Toutefois, selon l’article 514-1 du même code, le juge peut écarter l’exécution provisoire de droit, en tout ou partie, s’il estime qu’elle est incompatible avec la nature de l’affaire. Il statue, d’office ou à la demande d’une partie, par décision spécialement motivée.
En l’espèce, compte tenu du montant et de l’ancienneté de la dette et de l’absence totale de reprise du paiement des loyers depuis l’assignation, il n’y a pas lieu d’écarter l’exécution provisoire de la présente décision.

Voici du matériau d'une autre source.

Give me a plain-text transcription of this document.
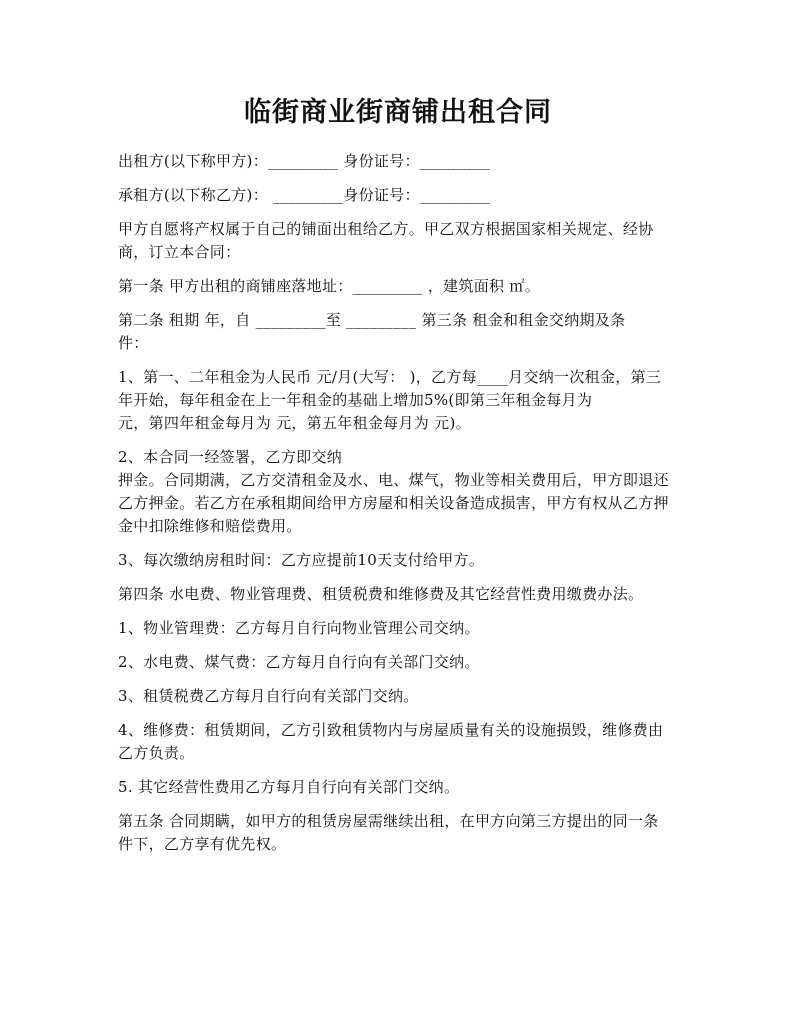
临街商业街商铺出租合同

出租方(以下称甲方)：_________ 身份证号：_________

承租方(以下称乙方)： _________身份证号：_________

甲方自愿将产权属于自己的铺面出租给乙方。甲乙双方根据国家相关规定、经协
商，订立本合同：

第一条 甲方出租的商铺座落地址：_________ ，建筑面积 ㎡。

第二条 租期 年，自 _________至 _________ 第三条 租金和租金交纳期及条
件：

1、第一、二年租金为人民币 元/月(大写： )，乙方每____月交纳一次租金，第三
年开始，每年租金在上一年租金的基础上增加5%(即第三年租金每月为
元，第四年租金每月为 元，第五年租金每月为 元)。

2、本合同一经签署，乙方即交纳
押金。合同期满，乙方交清租金及水、电、煤气，物业等相关费用后，甲方即退还
乙方押金。若乙方在承租期间给甲方房屋和相关设备造成损害，甲方有权从乙方押
金中扣除维修和赔偿费用。

3、每次缴纳房租时间：乙方应提前10天支付给甲方。

第四条 水电费、物业管理费、租赁税费和维修费及其它经营性费用缴费办法。

1、物业管理费：乙方每月自行向物业管理公司交纳。

2、水电费、煤气费：乙方每月自行向有关部门交纳。

3、租赁税费乙方每月自行向有关部门交纳。

4、维修费：租赁期间，乙方引致租赁物内与房屋质量有关的设施损毁，维修费由
乙方负责。

5. 其它经营性费用乙方每月自行向有关部门交纳。

第五条 合同期瞒，如甲方的租赁房屋需继续出租，在甲方向第三方提出的同一条
件下，乙方享有优先权。
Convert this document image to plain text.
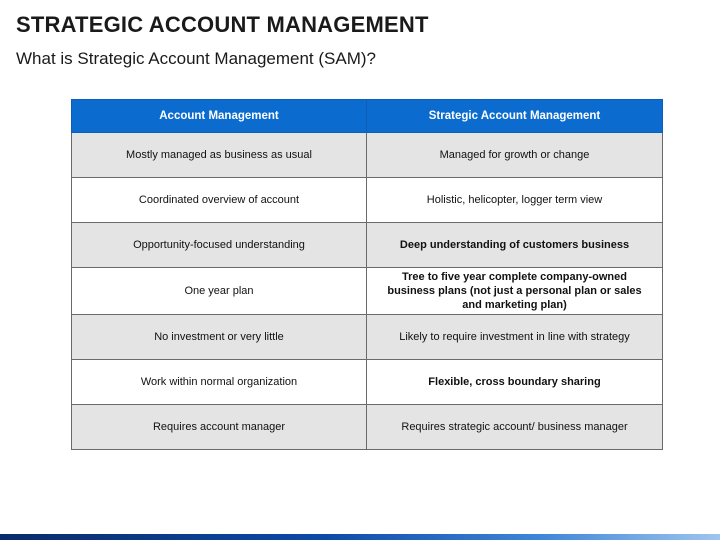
STRATEGIC ACCOUNT MANAGEMENT
What is Strategic Account Management (SAM)?
Account Management	Strategic Account Management
Mostly managed as business as usual	Managed for growth or change
Coordinated overview of account	Holistic, helicopter, logger term view
Opportunity-focused understanding	Deep understanding of customers business
One year plan	Tree to five year complete company-owned business plans (not just a personal plan or sales and marketing plan)
No investment or very little	Likely to require investment in line with strategy
Work within normal organization	Flexible, cross boundary sharing
Requires account manager	Requires strategic account/ business manager
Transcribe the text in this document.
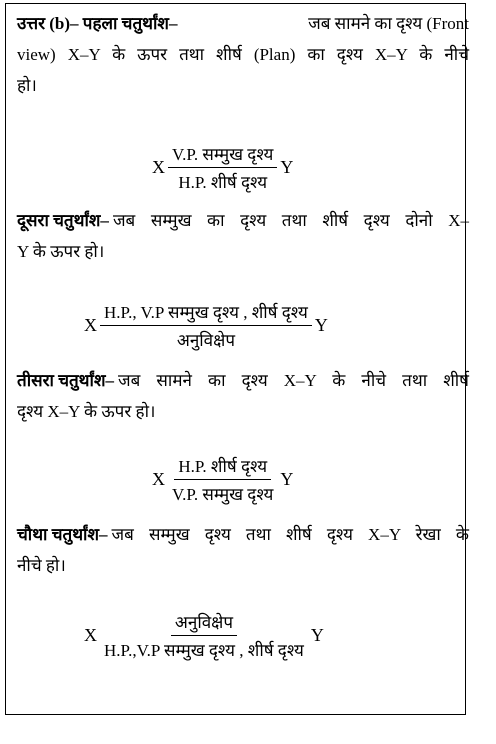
उत्तर (b)– पहला चतुर्थांश–	जब सामने का दृश्य (Front
view) X–Y के ऊपर तथा शीर्ष (Plan) का दृश्य X–Y के नीचे
हो।
X $\frac{\text{V.P. सम्मुख दृश्य}}{\text{H.P. शीर्ष दृश्य}}$ Y
दूसरा चतुर्थांश– जब सम्मुख का दृश्य तथा शीर्ष दृश्य दोनो X–
Y के ऊपर हो।
X $\frac{\text{H.P., V.P सम्मुख दृश्य , शीर्ष दृश्य}}{\text{अनुविक्षेप}}$ Y
तीसरा चतुर्थांश– जब सामने का दृश्य X–Y के नीचे तथा शीर्ष
दृश्य X–Y के ऊपर हो।
X $\frac{\text{H.P. शीर्ष दृश्य}}{\text{V.P. सम्मुख दृश्य}}$ Y
चौथा चतुर्थांश– जब सम्मुख दृश्य तथा शीर्ष दृश्य X–Y रेखा के
नीचे हो।
X $\frac{\text{अनुविक्षेप}}{\text{H.P.,V.P सम्मुख दृश्य , शीर्ष दृश्य}}$ Y
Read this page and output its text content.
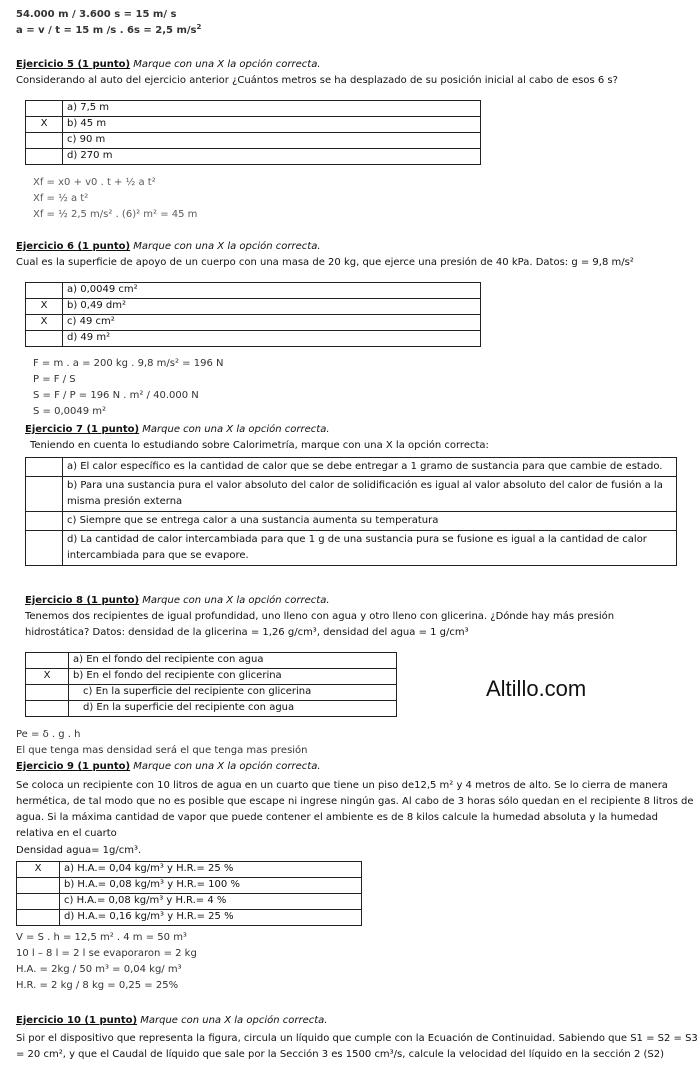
54.000 m / 3.600 s = 15 m/ s
a = v / t = 15 m /s . 6s = 2,5 $m/s^2$
Ejercicio 5 (1 punto) Marque con una X la opción correcta.
Considerando al auto del ejercicio anterior ¿Cuántos metros se ha desplazado de su posición inicial al cabo de esos 6 s?
	a) 7,5 m
X	b) 45 m
	c) 90 m
	d) 270 m
Xf = x0 + v0 . t + ½ a t²
Xf = ½ a t²
Xf = ½ 2,5 m/s² . (6)² m² = 45 m
Ejercicio 6 (1 punto) Marque con una X la opción correcta.
Cual es la superficie de apoyo de un cuerpo con una masa de 20 kg, que ejerce una presión de 40 kPa. Datos: g = 9,8 m/s²
	a) 0,0049 cm²
X	b) 0,49 dm²
X	c) 49 cm²
	d) 49 m²
F = m . a = 200 kg . 9,8 m/s² = 196 N
P = F / S
S = F / P = 196 N . m² / 40.000 N
S = 0,0049 m²
Ejercicio 7 (1 punto) Marque con una X la opción correcta.
Teniendo en cuenta lo estudiando sobre Calorimetría, marque con una X la opción correcta:
	a) El calor específico es la cantidad de calor que se debe entregar a 1 gramo de sustancia para que cambie de estado.
	b) Para una sustancia pura el valor absoluto del calor de solidificación es igual al valor absoluto del calor de fusión a la misma presión externa
	c) Siempre que se entrega calor a una sustancia aumenta su temperatura
	d) La cantidad de calor intercambiada para que 1 g de una sustancia pura se fusione es igual a la cantidad de calor intercambiada para que se evapore.
Ejercicio 8 (1 punto) Marque con una X la opción correcta.
Tenemos dos recipientes de igual profundidad, uno lleno con agua y otro lleno con glicerina. ¿Dónde hay más presión
hidrostática? Datos: densidad de la glicerina = 1,26 g/cm³, densidad del agua = 1 g/cm³
	a) En el fondo del recipiente con agua
X	b) En el fondo del recipiente con glicerina
	c) En la superficie del recipiente con glicerina
	d) En la superficie del recipiente con agua
Altillo.com
Pe = δ . g . h
El que tenga mas densidad será el que tenga mas presión
Ejercicio 9 (1 punto) Marque con una X la opción correcta.

Se coloca un recipiente con 10 litros de agua en un cuarto que tiene un piso de12,5 m² y 4 metros de alto. Se lo cierra de manera hermética, de tal modo que no es posible que escape ni ingrese ningún gas. Al cabo de 3 horas sólo quedan en el recipiente 8 litros de agua. Si la máxima cantidad de vapor que puede contener el ambiente es de 8 kilos calcule la humedad absoluta y la humedad relativa en el cuarto

Densidad agua= 1g/cm³.
X	a) H.A.= 0,04 kg/m³ y H.R.= 25 %
	b) H.A.= 0,08 kg/m³ y H.R.= 100 %
	c) H.A.= 0,08 kg/m³ y H.R.= 4 %
	d) H.A.= 0,16 kg/m³ y H.R.= 25 %
V = S . h = 12,5 m² . 4 m = 50 m³
10 l – 8 l = 2 l se evaporaron = 2 kg
H.A. = 2kg / 50 m³ = 0,04 kg/ m³
H.R. = 2 kg / 8 kg = 0,25 = 25%
Ejercicio 10 (1 punto) Marque con una X la opción correcta.

Si por el dispositivo que representa la figura, circula un líquido que cumple con la Ecuación de Continuidad. Sabiendo que S1 = S2 = S3 = 20 cm², y que el Caudal de líquido que sale por la Sección 3 es 1500 cm³/s, calcule la velocidad del líquido en la sección 2 (S2)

Il y a lieu de rappeler que dans le cadre d’une procédure de surendettement, les modalités d’apurement de la dette locative continuent de s’appliquer.
PAR CES MOTIFS,
La juge des contentieux de la protection, statuant après débats publics, par jugement mis à disposition au greffe, réputé contradictoire et en premier ressort,
CONSTATE que la dette locative visée dans le commandement de payer du 19 janvier 2024 n’a pas été réglée dans le délai de deux mois ;
CONSTATE, à la date du 20 mars 2024, la résiliation des baux conclus le 2 juillet 2019 (bail d’habitation) et le 8 septembre 2020 (location de garage) entre l’établissement [W], d’une part, et Monsieur [P] [X], d’autre part, concernant les locaux d’habitation (n°1197.A.01.020 3ème étage) et le garage (n° de stationnement 1197.A.03.068) situés au [Adresse 3] à [Localité 11] ;
CONDAMNE Monsieur [P] [X] à payer à l’établissement [W] la somme de 4.490,69 euros (quatre mille quatre cent quatre-vingt-dix euros et soixante-neuf centimes) au titre de l’arriéré locatif arrêté au 21 mai 2025, échéance de mai 2025 non incluse ;
AUTORISE Monsieur [P] [X] à se libérer de sa dette en réglant chaque mois pendant 36 mois, en plus du loyer courant, une somme minimale de 15 euros (quinze euros), la dernière échéance étant majorée du solde de la dette en principal, intérêts et frais ;
DIT que le premier règlement devra intervenir dans les dix jours suivant la signification de la présente décision, puis, pour les paiements suivants, en même temps que le loyer, au plus tard le cinquième jour de chaque mois, sauf meilleur accord entre les parties ;
SUSPEND les effets de la clause résolutoire pendant l’exécution des délais de paiement accordés à Monsieur [P] [X] ;
DIT que si les délais accordés sont entièrement respectés, la clause résolutoire sera réputée n’avoir jamais été acquise ;
DIT qu’en revanche, pour le cas où une mensualité, qu’elle soit due au titre du loyer et des charges courants ou de l’arriéré, restait impayée quinze jours après l’envoi d’une mise en demeure par lettre recommandée avec avis de réception :
le bail sera considéré comme résilié de plein droit depuis le 20 mars 2024,
le solde de la dette deviendra immédiatement exigible,
le bailleur social pourra, à défaut de libération spontanée des lieux et dès l’expiration d’un délai de deux mois suivant la délivrance d’un commandement d’avoir à libérer les lieux, faire procéder à l’expulsion de Monsieur [P] [X] et à celle de tous occupants de son chef, au besoin avec l’assistance de la force publique et d’un serrurier,
le sort des meubles sera régi conformément aux dispositions des articles L. 433-1 et L. 433-2 du code des procédures civiles d’exécution,
Monsieur [P] [X] sera condamné à verser à l’établissement [W] une indemnité d’occupation mensuelle égale au montant du loyer et charges qui auraient été dus en cas de poursuite du bail, avec révision contractuellement prévue, et ce, jusqu’à la date de libération effective et définitive des lieux ;
RAPPELLE que dans le cadre d’une procédure de surendettement, les modalités d’apurement de la dette locative continuent de s’appliquer ;
DIT n’y avoir lieu d’écarter l’exécution provisoire de droit de la présente décision ;
DEBOUTE l’établissement [W] de sa demande présentée sur le fondement de l’article 700 du code de procédure civile ;
CONDAMNE Monsieur [P] [X] aux entiers dépens.
Ainsi jugé par mise à disposition au greffe le 5 septembre 2025, et signé par la juge et la greffière susnommées.